Guest Author: Daniel H. Pink
Posted May 25, 2008

Daniel H. Pink’s best selling books raise as well as answer questions about how the way we think shapes the future.

Continuing the mental dialogue that began when reading his books, here is how Dan responded to questions 8Sages raised.

Q & A's

 8Sages.com: Why are “the most effective leaders funny (that is “funny ha ha” not “funny strange”?

Daniel H. Pink: Because humor can play a very potent role in management.  It can foster social bonds and build a certain sprits in corps.  It allows the manager to show that she's not taking herself too seriously -- usually a good trait in a leader.   It can artfully defuse difficult situations.  And it can jolt people into new ways of looking at things. 
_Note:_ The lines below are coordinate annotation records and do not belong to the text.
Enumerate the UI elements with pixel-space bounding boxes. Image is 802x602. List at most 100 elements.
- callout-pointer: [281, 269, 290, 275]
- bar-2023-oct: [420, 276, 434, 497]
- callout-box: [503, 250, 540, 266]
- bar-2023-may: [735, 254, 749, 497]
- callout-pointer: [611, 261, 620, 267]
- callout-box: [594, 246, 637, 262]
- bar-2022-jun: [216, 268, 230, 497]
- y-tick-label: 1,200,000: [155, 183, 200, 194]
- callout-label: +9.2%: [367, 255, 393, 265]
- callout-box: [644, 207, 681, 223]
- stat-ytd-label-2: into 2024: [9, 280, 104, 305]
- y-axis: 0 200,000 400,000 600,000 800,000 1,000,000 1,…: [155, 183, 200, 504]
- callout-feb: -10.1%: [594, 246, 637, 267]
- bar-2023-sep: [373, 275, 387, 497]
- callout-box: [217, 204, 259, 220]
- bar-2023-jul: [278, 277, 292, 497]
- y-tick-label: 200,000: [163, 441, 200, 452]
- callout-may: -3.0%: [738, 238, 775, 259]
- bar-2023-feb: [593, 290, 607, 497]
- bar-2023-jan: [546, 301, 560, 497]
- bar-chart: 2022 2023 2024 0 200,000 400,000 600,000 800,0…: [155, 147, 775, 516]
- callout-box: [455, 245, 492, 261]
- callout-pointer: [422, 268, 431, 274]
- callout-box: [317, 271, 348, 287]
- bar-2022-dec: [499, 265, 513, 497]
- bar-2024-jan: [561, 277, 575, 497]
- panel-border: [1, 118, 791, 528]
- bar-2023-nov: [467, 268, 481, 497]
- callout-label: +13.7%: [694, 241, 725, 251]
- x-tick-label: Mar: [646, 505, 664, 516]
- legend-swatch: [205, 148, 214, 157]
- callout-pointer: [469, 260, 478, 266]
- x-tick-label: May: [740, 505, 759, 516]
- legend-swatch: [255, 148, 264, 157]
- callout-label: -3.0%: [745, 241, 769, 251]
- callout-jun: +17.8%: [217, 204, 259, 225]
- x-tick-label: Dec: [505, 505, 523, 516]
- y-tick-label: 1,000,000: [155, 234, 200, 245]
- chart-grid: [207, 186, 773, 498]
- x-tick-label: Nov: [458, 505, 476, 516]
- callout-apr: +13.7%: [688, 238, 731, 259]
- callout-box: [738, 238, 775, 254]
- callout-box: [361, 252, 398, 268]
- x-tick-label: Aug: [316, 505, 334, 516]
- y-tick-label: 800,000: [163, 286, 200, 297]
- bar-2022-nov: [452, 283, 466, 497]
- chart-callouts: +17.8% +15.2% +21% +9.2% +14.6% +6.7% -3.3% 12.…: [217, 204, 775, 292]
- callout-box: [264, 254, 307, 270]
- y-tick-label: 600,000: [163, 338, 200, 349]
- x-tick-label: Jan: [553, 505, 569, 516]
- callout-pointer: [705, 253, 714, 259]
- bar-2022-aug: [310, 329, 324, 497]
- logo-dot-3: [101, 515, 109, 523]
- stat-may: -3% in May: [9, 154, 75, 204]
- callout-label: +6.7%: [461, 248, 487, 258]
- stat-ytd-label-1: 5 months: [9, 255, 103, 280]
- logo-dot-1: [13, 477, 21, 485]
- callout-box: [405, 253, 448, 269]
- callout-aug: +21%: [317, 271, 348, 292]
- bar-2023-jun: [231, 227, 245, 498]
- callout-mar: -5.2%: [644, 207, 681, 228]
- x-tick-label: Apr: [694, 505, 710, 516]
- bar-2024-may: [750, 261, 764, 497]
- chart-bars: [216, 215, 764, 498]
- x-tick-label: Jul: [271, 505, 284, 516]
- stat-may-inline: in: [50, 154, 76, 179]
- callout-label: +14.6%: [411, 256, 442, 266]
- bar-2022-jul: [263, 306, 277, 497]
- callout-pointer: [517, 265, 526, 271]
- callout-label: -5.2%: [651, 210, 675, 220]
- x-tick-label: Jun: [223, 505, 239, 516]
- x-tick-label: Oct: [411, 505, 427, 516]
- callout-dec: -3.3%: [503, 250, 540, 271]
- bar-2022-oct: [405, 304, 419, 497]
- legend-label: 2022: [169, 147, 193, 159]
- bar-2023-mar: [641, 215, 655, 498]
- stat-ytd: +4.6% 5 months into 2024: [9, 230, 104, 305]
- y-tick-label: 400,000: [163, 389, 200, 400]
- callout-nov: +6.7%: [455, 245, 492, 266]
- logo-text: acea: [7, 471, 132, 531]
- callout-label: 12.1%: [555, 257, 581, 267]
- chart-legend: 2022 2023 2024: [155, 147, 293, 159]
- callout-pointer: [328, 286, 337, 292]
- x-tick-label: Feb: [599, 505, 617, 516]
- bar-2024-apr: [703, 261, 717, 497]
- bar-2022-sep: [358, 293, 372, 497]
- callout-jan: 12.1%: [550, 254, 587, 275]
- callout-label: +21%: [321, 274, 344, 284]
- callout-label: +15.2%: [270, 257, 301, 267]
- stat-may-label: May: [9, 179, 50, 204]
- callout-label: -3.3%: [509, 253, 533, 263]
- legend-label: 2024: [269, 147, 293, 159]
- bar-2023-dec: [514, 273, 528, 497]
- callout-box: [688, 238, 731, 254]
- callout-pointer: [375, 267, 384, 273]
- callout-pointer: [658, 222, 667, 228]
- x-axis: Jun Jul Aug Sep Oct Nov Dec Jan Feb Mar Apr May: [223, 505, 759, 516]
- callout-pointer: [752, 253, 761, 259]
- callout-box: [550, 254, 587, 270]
 8Sages.com: The joke in your book that begins with a nun, a rabbi and priest go into a bar is the kind of good old joke that gets told again and again with variations. Why do jokes, humor, like poetry and music, bear repeating while prose functions as a single use, almost disposable information carrier?  

Daniel H. Pink: Interesting question.  I'm not entirely sure.  But it seems to me that one function of humor is to create social bonds and group cohesion.  That's difficult to do in a single shot.  So "running jokes" can become a social glue of sorts. 

8Sages.com: How did Henry Ford, who is presented as truly unfunny, succeed in founding and leading a long lived company? What attribute other than being funny made Ford effective as a leader?

Daniel H. Pink:You have to remember that it was a different era.  The key back then was to get people doing the same thing, over and over again, in the exact same way as efficiently as possible.  Ford, building on the work of Frederick Winslow Taylor, was a master of that management form.  Alas, joking around undermines that approach.  In fact, it's almost its antithesis.   

8Sages.com:In terms of right versus left brain thinking described in your book, is there any significance in the use of the word “left” to describe “liberals” and the word “right” to describe “conservatives”?

Daniel H. Pink:I doubt it.  There are plenty of left-brain right-wingers, plenty of right-brain left-wingers, plenty of left-brain left-wingers, plenty of right-brain left--wingers -- and even more folks in between!